5.2. Identifying Fields

We identified four tasks in ORTS: Avoid colliding with the terrain, Avoid getting stuck at other moving objects, Hunt down the enemy's forces, and Defend the bases. In the resource gathering scenario we used the two major types: field of navigation and strategic field. Here we add a new major type of potential field: the defensive field.

The field of navigation is, as in the previous example of Collaborative pathfinding, a field generated by repelling static terrain for obstacle avoidance.

The strategic field is an attracting field. It makes units go towards the opponents and place themselves on appropriate distances where they can fight the enemies.

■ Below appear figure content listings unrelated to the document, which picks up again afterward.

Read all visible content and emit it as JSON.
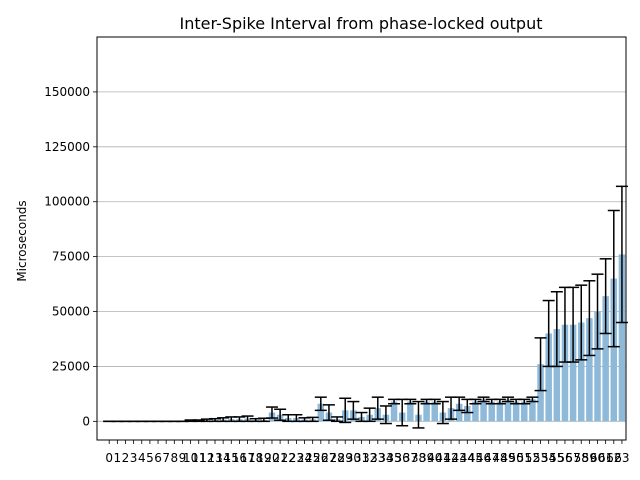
{
  "chart_data": {
    "type": "bar",
    "title": "Inter-Spike Interval from phase-locked output",
    "xlabel": "",
    "ylabel": "Microseconds",
    "ylim": [
      -8500,
      175000
    ],
    "xlim": [
      -1.5,
      63.5
    ],
    "grid": "horizontal",
    "bar_color": "#8fb9d9",
    "error_color": "#000000",
    "grid_color": "#b0b0b0",
    "yticks": [
      0,
      25000,
      50000,
      75000,
      100000,
      125000,
      150000
    ],
    "ytick_labels": [
      "0",
      "25000",
      "50000",
      "75000",
      "100000",
      "125000",
      "150000"
    ],
    "categories": [
      "0",
      "1",
      "2",
      "3",
      "4",
      "5",
      "6",
      "7",
      "8",
      "9",
      "10",
      "11",
      "12",
      "13",
      "14",
      "15",
      "16",
      "17",
      "18",
      "19",
      "20",
      "21",
      "22",
      "23",
      "24",
      "25",
      "26",
      "27",
      "28",
      "29",
      "30",
      "31",
      "32",
      "33",
      "34",
      "35",
      "36",
      "37",
      "38",
      "39",
      "40",
      "41",
      "42",
      "43",
      "44",
      "45",
      "46",
      "47",
      "48",
      "49",
      "50",
      "51",
      "52",
      "53",
      "54",
      "55",
      "56",
      "57",
      "58",
      "59",
      "60",
      "61",
      "62",
      "63"
    ],
    "values": [
      0,
      0,
      0,
      0,
      0,
      0,
      0,
      0,
      0,
      0,
      300,
      300,
      500,
      600,
      800,
      1000,
      1000,
      1200,
      600,
      700,
      4000,
      3000,
      1500,
      1500,
      800,
      900,
      8000,
      4000,
      1000,
      5000,
      5000,
      2000,
      3000,
      6000,
      3000,
      9000,
      4000,
      9000,
      3000,
      9000,
      9000,
      4000,
      6000,
      8000,
      7000,
      9000,
      10000,
      9000,
      9000,
      10000,
      9000,
      9000,
      10000,
      26000,
      40000,
      42000,
      44000,
      44000,
      45000,
      47000,
      50000,
      57000,
      65000,
      76000
    ],
    "errors": [
      0,
      0,
      0,
      0,
      0,
      0,
      0,
      0,
      0,
      0,
      300,
      300,
      500,
      600,
      800,
      1000,
      1000,
      1200,
      600,
      700,
      2500,
      2500,
      1500,
      1500,
      800,
      900,
      3000,
      3500,
      1000,
      5500,
      4000,
      2000,
      3000,
      5000,
      4000,
      1000,
      6000,
      1000,
      6000,
      1000,
      1000,
      5000,
      5000,
      3000,
      3000,
      1000,
      1000,
      1000,
      1000,
      1000,
      1000,
      1000,
      1000,
      12000,
      15000,
      17000,
      17000,
      17000,
      17000,
      17000,
      17000,
      17000,
      31000,
      31000
    ]
  }
}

The defensive field is a repelling field. The purpose is to make own agents retreat from enemy tanks when they are in cooldown phase. After an agent has attacked an enemy unit or base, it has a cooldown period when it cannot attack and it is therefore a good idea to stay outside enemy fire range while being in this phase. The defensive field is an improvement to deal with a weakness found in the original bot [11].

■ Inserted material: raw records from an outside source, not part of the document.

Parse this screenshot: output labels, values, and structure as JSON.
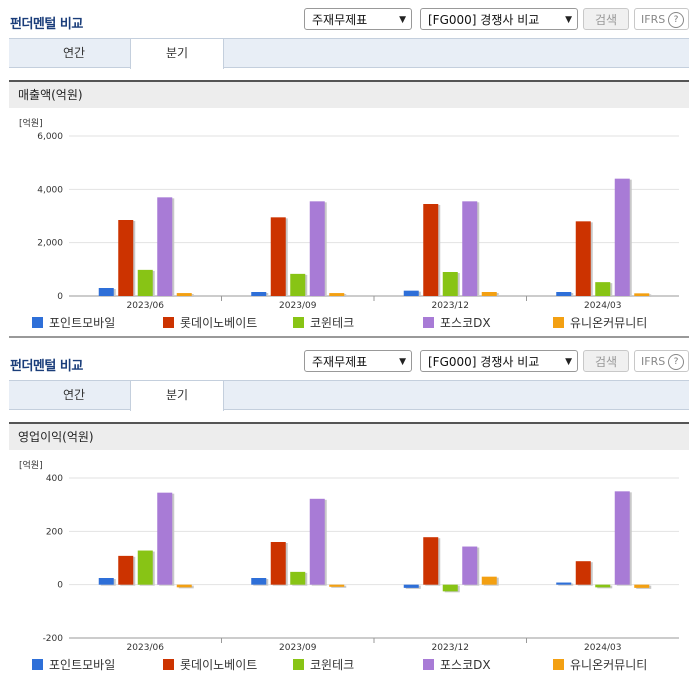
{
  "panels": [
    {
      "title": "펀더멘털 비교",
      "select1": "주재무제표",
      "select2": "[FG000] 경쟁사 비교",
      "search_label": "검색",
      "ifrs_label": "IFRS",
      "tabs": [
        "연간",
        "분기"
      ],
      "active_tab": "분기",
      "section_title": "매출액(억원)",
      "chart_data": {
        "type": "bar",
        "unit_label": "[억원]",
        "categories": [
          "2023/06",
          "2023/09",
          "2023/12",
          "2024/03"
        ],
        "ylim": [
          0,
          6000
        ],
        "yticks": [
          0,
          2000,
          4000,
          6000
        ],
        "ytick_labels": [
          "0",
          "2,000",
          "4,000",
          "6,000"
        ],
        "series": [
          {
            "name": "포인트모바일",
            "color": "#2e6fd8",
            "values": [
              300,
              150,
              200,
              150
            ]
          },
          {
            "name": "롯데이노베이트",
            "color": "#cc3300",
            "values": [
              2850,
              2950,
              3450,
              2800
            ]
          },
          {
            "name": "코윈테크",
            "color": "#88c415",
            "values": [
              980,
              830,
              900,
              520
            ]
          },
          {
            "name": "포스코DX",
            "color": "#a87bd6",
            "values": [
              3700,
              3550,
              3550,
              4400
            ]
          },
          {
            "name": "유니온커뮤니티",
            "color": "#f3a012",
            "values": [
              110,
              110,
              150,
              100
            ]
          }
        ]
      }
    },
    {
      "title": "펀더멘털 비교",
      "select1": "주재무제표",
      "select2": "[FG000] 경쟁사 비교",
      "search_label": "검색",
      "ifrs_label": "IFRS",
      "tabs": [
        "연간",
        "분기"
      ],
      "active_tab": "분기",
      "section_title": "영업이익(억원)",
      "chart_data": {
        "type": "bar",
        "unit_label": "[억원]",
        "categories": [
          "2023/06",
          "2023/09",
          "2023/12",
          "2024/03"
        ],
        "ylim": [
          -200,
          400
        ],
        "yticks": [
          -200,
          0,
          200,
          400
        ],
        "ytick_labels": [
          "-200",
          "0",
          "200",
          "400"
        ],
        "series": [
          {
            "name": "포인트모바일",
            "color": "#2e6fd8",
            "values": [
              25,
              25,
              -12,
              8
            ]
          },
          {
            "name": "롯데이노베이트",
            "color": "#cc3300",
            "values": [
              108,
              160,
              178,
              88
            ]
          },
          {
            "name": "코윈테크",
            "color": "#88c415",
            "values": [
              128,
              48,
              -25,
              -10
            ]
          },
          {
            "name": "포스코DX",
            "color": "#a87bd6",
            "values": [
              345,
              322,
              143,
              350
            ]
          },
          {
            "name": "유니온커뮤니티",
            "color": "#f3a012",
            "values": [
              -10,
              -8,
              30,
              -12
            ]
          }
        ]
      }
    }
  ],
  "icons": {
    "dropdown": "chevron-down-icon",
    "help": "question-circle-icon"
  }
}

Own units, own bases, and sheep generate small repelling fields. The purpose is the same as for obstacle avoidance; we would like our agents to avoid colliding with each other or bases as well as avoiding the sheep. This is managed by the tactical field.

5.3. Assigning Charges

The upper picture in Figure 2 shows part of the map during a tankbattle game. The screenshots are from the 2D GUI available in the ORTS server. It shows our agents (light-grey circles) moving in to attack an opponent unit (white circle). The area also has some cliffs (black areas) and three sheep (small dark-grey circles). The lower picture shows the total potential field in the same area. Dark areas have low potential and light areas have high potential. The light ring around the opponent unit, located at maximum shooting distance of our tanks, is the distance from which our agents prefer to attack opponent units. The picture also shows the small repelling fields generated by our own agents and the sheep.